Noteworthy Characteristics
Rodgersia podophylla is a bold, clump-forming, rhizomatous perennial that is native to shaded slopes, moist woodlands and stream banks in Japan and Korea. Although the summer-blooming, astilbe-like, creamy-white flowers in foot-long clusters are ornamentally attractive, it is the large, coarsely-toothed, palmate, green to bronze-green leaves (basal leaves to 16” across/cauline leaves smaller) that primarily attract gardeners to this plant. This is a substantial perennial that typically forms a spreading foliage mound to 3' tall and as wide. It will naturalize over time by thick rhizomes. Each palmate-compound leaf has 5 (less frequently 7) lobes. Each lobe is deeply veined and serrated with 3-5 shallow lobes near the apex. Leaves emerge bronze-green in spring, mature to green in summer and finally turn bronze-red in fall. Small, white to greenish-white funnel-shaped, apetalous flowers bloom in dense, branched clusters (to 12" long) from June to August on upright stems rising 1'-2' above the foliage mound.
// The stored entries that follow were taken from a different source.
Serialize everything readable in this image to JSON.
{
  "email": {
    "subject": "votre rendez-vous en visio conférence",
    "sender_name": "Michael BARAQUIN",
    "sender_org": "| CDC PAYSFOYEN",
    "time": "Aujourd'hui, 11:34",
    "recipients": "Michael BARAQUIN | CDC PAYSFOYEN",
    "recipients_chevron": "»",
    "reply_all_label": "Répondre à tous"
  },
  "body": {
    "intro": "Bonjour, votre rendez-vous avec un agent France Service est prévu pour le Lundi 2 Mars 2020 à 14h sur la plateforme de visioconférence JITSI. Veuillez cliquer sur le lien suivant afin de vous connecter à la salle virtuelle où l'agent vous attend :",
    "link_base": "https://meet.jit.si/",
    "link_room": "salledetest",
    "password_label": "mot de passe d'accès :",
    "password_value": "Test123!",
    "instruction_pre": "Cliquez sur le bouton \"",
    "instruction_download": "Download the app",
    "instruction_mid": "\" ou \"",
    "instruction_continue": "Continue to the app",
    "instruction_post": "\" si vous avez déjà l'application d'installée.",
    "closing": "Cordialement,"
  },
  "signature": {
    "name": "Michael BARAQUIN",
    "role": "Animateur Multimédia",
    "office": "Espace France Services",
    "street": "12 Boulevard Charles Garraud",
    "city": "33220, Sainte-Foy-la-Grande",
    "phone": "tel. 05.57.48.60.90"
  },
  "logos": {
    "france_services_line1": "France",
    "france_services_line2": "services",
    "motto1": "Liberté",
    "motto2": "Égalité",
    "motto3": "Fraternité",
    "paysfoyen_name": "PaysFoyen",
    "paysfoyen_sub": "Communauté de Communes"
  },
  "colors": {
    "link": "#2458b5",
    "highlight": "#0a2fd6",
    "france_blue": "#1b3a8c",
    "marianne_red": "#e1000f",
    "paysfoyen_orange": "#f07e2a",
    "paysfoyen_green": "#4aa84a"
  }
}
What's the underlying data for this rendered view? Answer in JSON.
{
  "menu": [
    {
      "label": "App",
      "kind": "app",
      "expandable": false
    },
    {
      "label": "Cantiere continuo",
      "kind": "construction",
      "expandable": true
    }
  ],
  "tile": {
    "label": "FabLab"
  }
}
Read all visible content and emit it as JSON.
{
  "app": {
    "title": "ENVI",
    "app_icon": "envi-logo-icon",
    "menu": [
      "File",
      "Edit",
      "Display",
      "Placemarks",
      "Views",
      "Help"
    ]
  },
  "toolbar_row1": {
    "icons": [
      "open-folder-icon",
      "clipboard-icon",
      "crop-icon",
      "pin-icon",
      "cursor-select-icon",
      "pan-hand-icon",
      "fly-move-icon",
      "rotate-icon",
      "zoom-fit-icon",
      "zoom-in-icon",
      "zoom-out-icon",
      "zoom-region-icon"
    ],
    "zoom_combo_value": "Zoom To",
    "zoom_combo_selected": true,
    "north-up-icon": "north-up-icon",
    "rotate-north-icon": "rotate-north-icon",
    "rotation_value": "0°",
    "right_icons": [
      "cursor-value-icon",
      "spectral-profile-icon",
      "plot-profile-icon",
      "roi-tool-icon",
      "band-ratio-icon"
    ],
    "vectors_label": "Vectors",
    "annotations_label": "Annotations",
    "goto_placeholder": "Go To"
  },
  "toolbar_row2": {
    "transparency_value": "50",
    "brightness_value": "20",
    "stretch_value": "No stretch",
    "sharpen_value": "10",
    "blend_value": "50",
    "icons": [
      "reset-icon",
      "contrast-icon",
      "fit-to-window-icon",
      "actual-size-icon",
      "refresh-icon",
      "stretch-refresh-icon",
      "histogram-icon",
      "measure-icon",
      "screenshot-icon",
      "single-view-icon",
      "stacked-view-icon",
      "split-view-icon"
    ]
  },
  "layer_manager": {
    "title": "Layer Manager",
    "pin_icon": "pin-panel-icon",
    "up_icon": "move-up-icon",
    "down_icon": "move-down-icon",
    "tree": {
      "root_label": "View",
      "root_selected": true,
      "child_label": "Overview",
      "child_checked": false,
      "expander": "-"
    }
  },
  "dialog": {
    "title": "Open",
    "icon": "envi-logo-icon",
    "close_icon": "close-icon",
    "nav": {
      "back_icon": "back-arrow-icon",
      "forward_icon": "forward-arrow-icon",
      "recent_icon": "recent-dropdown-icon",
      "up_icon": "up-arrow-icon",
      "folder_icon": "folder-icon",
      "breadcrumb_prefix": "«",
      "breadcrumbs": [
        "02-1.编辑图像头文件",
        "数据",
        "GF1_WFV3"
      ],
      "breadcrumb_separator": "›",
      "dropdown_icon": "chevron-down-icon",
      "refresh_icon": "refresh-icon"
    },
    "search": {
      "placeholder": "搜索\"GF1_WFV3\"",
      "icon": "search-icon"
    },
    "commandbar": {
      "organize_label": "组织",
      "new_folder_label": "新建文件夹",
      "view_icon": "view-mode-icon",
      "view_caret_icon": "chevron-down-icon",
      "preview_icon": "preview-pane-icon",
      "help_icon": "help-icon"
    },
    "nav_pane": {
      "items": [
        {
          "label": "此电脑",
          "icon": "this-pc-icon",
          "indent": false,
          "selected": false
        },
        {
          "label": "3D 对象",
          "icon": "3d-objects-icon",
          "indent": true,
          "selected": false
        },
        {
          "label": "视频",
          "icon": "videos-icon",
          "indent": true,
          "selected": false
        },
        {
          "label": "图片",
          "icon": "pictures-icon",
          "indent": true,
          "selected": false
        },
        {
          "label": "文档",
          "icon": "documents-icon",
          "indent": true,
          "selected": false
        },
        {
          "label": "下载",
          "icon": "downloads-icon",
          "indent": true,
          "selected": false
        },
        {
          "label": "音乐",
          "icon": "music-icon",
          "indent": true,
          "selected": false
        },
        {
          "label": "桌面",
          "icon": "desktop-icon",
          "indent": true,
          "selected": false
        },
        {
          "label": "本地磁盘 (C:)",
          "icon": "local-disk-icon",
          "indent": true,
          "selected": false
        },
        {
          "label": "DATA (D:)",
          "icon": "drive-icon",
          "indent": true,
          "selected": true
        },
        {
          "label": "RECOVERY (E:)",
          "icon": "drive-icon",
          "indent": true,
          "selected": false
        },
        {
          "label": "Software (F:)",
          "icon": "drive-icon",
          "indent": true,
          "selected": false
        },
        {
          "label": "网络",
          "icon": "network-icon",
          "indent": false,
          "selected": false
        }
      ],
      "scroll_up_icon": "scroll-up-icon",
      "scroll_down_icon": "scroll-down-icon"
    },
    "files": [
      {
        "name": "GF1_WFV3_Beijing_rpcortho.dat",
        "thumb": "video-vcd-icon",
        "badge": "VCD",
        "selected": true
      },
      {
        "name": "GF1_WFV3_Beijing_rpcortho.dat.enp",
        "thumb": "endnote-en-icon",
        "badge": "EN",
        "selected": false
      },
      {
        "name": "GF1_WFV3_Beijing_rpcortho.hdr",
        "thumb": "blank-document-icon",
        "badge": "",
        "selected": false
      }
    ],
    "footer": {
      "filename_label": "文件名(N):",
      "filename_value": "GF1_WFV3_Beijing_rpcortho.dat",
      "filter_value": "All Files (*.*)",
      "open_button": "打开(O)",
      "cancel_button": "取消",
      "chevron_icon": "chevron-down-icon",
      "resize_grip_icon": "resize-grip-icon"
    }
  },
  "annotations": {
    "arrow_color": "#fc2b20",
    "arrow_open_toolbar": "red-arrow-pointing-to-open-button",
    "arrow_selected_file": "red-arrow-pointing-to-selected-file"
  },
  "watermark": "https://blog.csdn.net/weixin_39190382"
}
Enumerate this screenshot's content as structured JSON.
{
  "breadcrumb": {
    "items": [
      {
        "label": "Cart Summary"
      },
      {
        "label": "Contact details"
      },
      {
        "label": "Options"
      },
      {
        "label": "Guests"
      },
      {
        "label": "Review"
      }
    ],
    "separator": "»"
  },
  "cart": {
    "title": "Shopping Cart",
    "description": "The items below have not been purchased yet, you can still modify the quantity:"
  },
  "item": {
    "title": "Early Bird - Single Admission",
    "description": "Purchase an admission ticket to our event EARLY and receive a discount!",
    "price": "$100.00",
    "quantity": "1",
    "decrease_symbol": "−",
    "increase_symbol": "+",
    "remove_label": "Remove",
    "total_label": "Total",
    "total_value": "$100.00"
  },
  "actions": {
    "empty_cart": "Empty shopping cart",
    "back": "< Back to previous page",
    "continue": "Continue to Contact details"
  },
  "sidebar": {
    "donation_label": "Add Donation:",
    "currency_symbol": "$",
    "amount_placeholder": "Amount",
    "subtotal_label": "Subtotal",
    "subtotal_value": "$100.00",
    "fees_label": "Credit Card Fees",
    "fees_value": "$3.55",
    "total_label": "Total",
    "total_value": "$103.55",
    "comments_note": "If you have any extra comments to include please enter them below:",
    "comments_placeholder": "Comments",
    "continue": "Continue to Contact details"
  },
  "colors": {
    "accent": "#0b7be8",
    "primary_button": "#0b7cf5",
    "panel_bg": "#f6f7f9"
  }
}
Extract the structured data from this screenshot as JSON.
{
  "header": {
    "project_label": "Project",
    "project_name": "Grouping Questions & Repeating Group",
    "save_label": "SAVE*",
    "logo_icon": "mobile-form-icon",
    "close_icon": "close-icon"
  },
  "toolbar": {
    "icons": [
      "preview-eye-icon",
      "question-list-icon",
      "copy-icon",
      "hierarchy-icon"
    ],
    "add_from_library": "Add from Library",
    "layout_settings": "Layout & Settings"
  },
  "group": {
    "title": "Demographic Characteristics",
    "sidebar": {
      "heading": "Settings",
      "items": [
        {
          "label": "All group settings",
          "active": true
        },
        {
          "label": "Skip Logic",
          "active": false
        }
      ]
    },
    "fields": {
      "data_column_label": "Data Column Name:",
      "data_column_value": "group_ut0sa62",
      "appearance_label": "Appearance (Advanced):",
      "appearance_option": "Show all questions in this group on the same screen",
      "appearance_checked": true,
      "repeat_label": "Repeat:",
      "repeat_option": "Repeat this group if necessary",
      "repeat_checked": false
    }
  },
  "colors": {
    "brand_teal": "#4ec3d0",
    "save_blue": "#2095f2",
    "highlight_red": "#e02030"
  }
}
This species is sometimes commonly called bronzeleaf rodgersia.
Genus name honors Rear-Admiral John Rodgers (1812-1882), distinguished American naval officer who commanded in 1852-1856 a Pacific expedition during which the first species of this genus was discovered.
Specific epithet comes from the Greek words for foot (podos) and leaf (phyllon).
Problems
No serious insect or disease problems. Slugs, snails may chew on the foliage. Watch for powdery mildew.
Uses
Excellent foliage plant for moist garden sites. Best naturalized in part shade areas with consistent soil moisture. Grows well in moist woodland gardens, bog gardens, water garden peripheries or along stream banks. Can be effectively grown in the back of the border as long as soil moisture requirements can be met.